Zeitenwende im Freiburger Finanzhaushalt

Der Grosse Rat berät über die Jahresrechnung des Kantons Freiburg. Trotz eines leichten Gewinns warnt der Staatsrat vor einem strukturellen Defizit.

Der Grosse Rat beschäftigt sich mit den Kantonsfinanzen. © RadioFr.

Die Freiburger Grossräte haben am Dienstag mit der Prüfung der Staatsrechnung begonnen. Diese schloss mit einem Gewinn von 242'518 Franken ab, nach 494'000 Franken im Jahr 2022. Das Ergebnis verdecke aber die Entwicklung eines "strukturellen Defizits", warnte der Finanzdirektor Jean-Pierre Siggen.

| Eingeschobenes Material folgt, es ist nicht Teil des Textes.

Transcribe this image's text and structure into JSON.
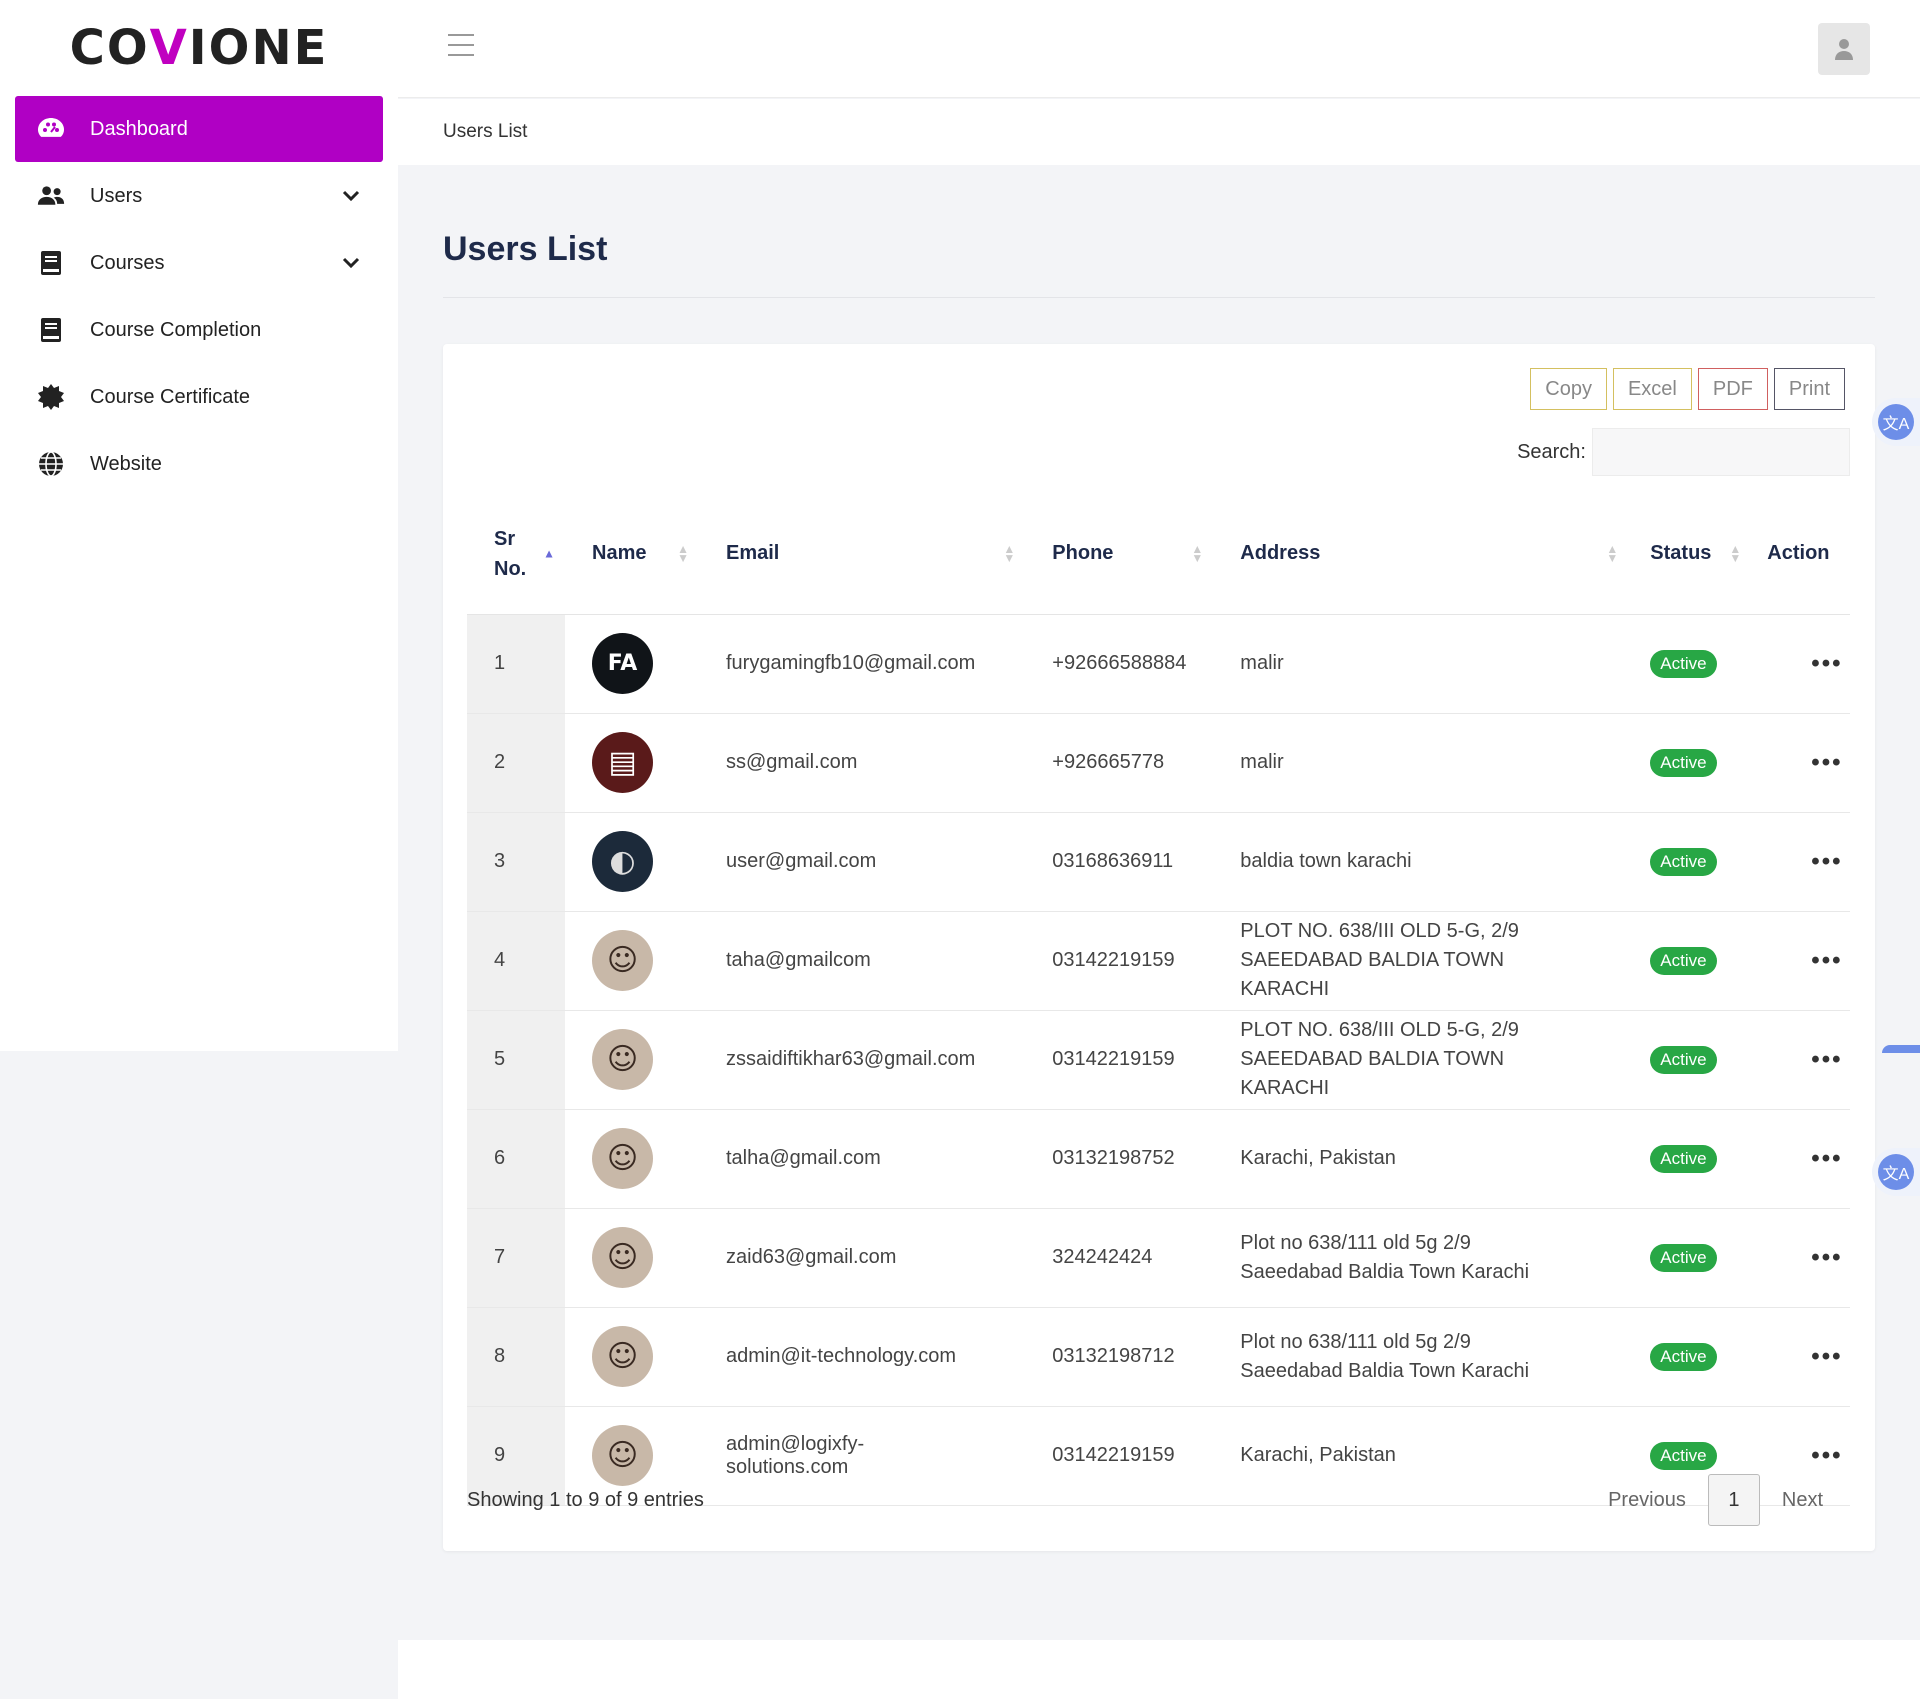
{
  "brand": {
    "logo_pre": "CO",
    "logo_v": "V",
    "logo_post": "IONE",
    "accent": "#b000c4"
  },
  "sidebar": {
    "items": [
      {
        "label": "Dashboard",
        "icon": "palette-icon",
        "active": true
      },
      {
        "label": "Users",
        "icon": "users-icon"
      },
      {
        "label": "Courses",
        "icon": "book-icon"
      },
      {
        "label": "Course Completion",
        "icon": "book-icon"
      },
      {
        "label": "Course Certificate",
        "icon": "badge-icon"
      },
      {
        "label": "Website",
        "icon": "globe-icon"
      }
    ]
  },
  "breadcrumb": "Users List",
  "page_title": "Users List",
  "export": {
    "copy": "Copy",
    "excel": "Excel",
    "pdf": "PDF",
    "print": "Print"
  },
  "search": {
    "label": "Search:",
    "value": "",
    "placeholder": ""
  },
  "table": {
    "headers": {
      "sr": "Sr No.",
      "name": "Name",
      "email": "Email",
      "phone": "Phone",
      "address": "Address",
      "status": "Status",
      "action": "Action"
    },
    "rows": [
      {
        "sr": "1",
        "email": "furygamingfb10@gmail.com",
        "phone": "+92666588884",
        "address": "malir",
        "status": "Active"
      },
      {
        "sr": "2",
        "email": "ss@gmail.com",
        "phone": "+926665778",
        "address": "malir",
        "status": "Active"
      },
      {
        "sr": "3",
        "email": "user@gmail.com",
        "phone": "03168636911",
        "address": "baldia town karachi",
        "status": "Active"
      },
      {
        "sr": "4",
        "email": "taha@gmailcom",
        "phone": "03142219159",
        "address": "PLOT NO. 638/III OLD 5-G, 2/9 SAEEDABAD BALDIA TOWN KARACHI",
        "status": "Active"
      },
      {
        "sr": "5",
        "email": "zssaidiftikhar63@gmail.com",
        "phone": "03142219159",
        "address": "PLOT NO. 638/III OLD 5-G, 2/9 SAEEDABAD BALDIA TOWN KARACHI",
        "status": "Active"
      },
      {
        "sr": "6",
        "email": "talha@gmail.com",
        "phone": "03132198752",
        "address": "Karachi, Pakistan",
        "status": "Active"
      },
      {
        "sr": "7",
        "email": "zaid63@gmail.com",
        "phone": "324242424",
        "address": "Plot no 638/111 old 5g 2/9 Saeedabad Baldia Town Karachi",
        "status": "Active"
      },
      {
        "sr": "8",
        "email": "admin@it-technology.com",
        "phone": "03132198712",
        "address": "Plot no 638/111 old 5g 2/9 Saeedabad Baldia Town Karachi",
        "status": "Active"
      },
      {
        "sr": "9",
        "email": "admin@logixfy-solutions.com",
        "phone": "03142219159",
        "address": "Karachi, Pakistan",
        "status": "Active"
      }
    ]
  },
  "footer": {
    "showing": "Showing 1 to 9 of 9 entries",
    "prev": "Previous",
    "page": "1",
    "next": "Next"
  },
  "colors": {
    "active_badge": "#28a745",
    "title": "#1e2a4a"
  }
}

Der Kanton Freiburg, der die Regel des Haushaltgleichgewichts praktiziert, befinde sich an einem "Wendepunkt", sagte der Präsident des Staatsrats. Der Finanzminister sprach von einem Paradigmenwechsel und heizte damit die Eintretensdebatte an. "Es gibt keinen Spielraum mehr bei den steigenden Kosten".

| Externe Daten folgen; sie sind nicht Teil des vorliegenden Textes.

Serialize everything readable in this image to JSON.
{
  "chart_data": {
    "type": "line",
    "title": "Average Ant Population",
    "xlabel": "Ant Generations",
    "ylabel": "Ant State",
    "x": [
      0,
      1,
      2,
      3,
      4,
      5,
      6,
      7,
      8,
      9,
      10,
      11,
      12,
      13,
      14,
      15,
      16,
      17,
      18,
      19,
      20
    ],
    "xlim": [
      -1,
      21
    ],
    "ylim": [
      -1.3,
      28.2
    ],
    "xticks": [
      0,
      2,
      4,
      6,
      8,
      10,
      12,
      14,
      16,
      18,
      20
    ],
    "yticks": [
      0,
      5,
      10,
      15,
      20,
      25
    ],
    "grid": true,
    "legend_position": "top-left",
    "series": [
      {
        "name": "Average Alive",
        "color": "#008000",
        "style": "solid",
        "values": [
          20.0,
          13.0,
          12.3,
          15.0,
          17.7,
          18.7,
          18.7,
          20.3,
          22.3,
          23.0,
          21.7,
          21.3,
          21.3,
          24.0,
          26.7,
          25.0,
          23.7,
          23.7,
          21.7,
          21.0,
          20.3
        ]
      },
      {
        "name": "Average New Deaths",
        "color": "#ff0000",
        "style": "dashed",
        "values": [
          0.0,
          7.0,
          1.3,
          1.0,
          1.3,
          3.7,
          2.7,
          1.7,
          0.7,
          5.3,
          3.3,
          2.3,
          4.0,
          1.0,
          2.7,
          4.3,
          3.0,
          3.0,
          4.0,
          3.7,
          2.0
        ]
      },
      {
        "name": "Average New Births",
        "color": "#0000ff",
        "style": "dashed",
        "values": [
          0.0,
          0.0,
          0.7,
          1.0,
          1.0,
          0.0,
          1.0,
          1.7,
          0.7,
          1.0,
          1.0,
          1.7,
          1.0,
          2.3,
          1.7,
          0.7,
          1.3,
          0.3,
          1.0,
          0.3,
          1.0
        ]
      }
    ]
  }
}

Die Verschlechterung sei vor dem Hintergrund einer günstigen Konjunktur eingetreten, sagte Jean-Pierre Siggen. Das bürgerliche Lager mahnte zu äusserster Vorsicht. "Die Situation ist beunruhigend", stellte der Abgeordnete Hubert Dafflon (Mitte) fest, für den es weder der richtige Zeitpunkt ist, die Belastungen zu erhöhen, noch die Steuern zu senken.

Seine Kollegin Antoinette de Weck sprach im Namen der FDP Fraktion von einer "besorgniserregenden Situation" im Zusammenhang mit den Konten, hinter denen sich ein Defizit verbirgt. Der SVP-Abgeordnete Gabriel Kolly forderte dazu auf, die Ausgaben nicht mehr "systematisch" zu erhöhen, und beklagte die Überschreitungen bei den Infrastrukturinvestitionen.

Auswirkungen der Demografie

Auf Seiten der Linken wurde die Idee eines strukturellen Defizits ebenso abgelehnt wie die Möglichkeit eines Sparpakets. Der Fraktionsvorsitzende des Grünen Bündnisses François Ingold wies darauf hin, dass Freiburg auch sein Bevölkerungswachstum von 2 Prozent im Jahr 2023 verkraften müsse. "Wir dürfen nicht in eine Form von Panik verfallen", sagte seine SP-Kollegin Marie Levrat.

"Der Staat ist nicht da, um Gewinne zu machen", fügte sie hinzu und ermutigte dazu, auch auf der Einnahmenseite zu handeln. Der Berichterstatter der Finanz- und Geschäftsprüfungskommission Armand Jaquier (SP) sieht die Prioritäten und Herausforderungen, die auf den Kanton zukommen, in den Bereichen Gesundheit, Bildung und Infrastruktur.

Jean-Pierre Siggen fasste zusammen, dass der Gewinn durch höhere Steuereinnahmen, Entnahmen aus Fonds und Rückstellungen sowie durch höhere Transfereinnahmen als erwartet erzielt wurde. Der Aufwand stieg im Vergleich zum Budget um 4,2 Prozent, konkret um 170,7 Millionen auf 4,22 Milliarden Franken.

Die SNB ist schwankend

Zum ersten Mal seit fast zehn Jahren konnten die laufenden Erträge den Aufwand nicht decken. Vor dem Abschluss wies das Finanzjahr einen Überschuss von 26,8 Millionen aus. In den vorangegangenen drei Jahren hatten die Ertragsüberschüsse vor Abschluss durchschnittlich mehr als 110 Millionen betragen.

Das Ausbleiben der Zahlung der Schweizerischen Nationalbank (SNB), die im Budget wie auch für 2024 vorweggenommen wurde, erforderte eine Entnahme von 50 Millionen Franken aus der entsprechenden Rückstellung. Dies ermöglichte es dem Staatsrat, 2023 eine ausgeglichene Rechnung vorzulegen.

Das Investitionsvolumen erreichte mit 246,1 Millionen Franken einen Rekordwert, was laut Regierung auf eine "ehrgeizige" Politik hindeutet. Die Rechnung weist einen Ausgabenüberschuss von 211,6 Millionen und einen Finanzierungsfehlbetrag von 52,6 Millionen aus. Der Selbstfinanzierungsgrad liegt bei 75,2 Prozent.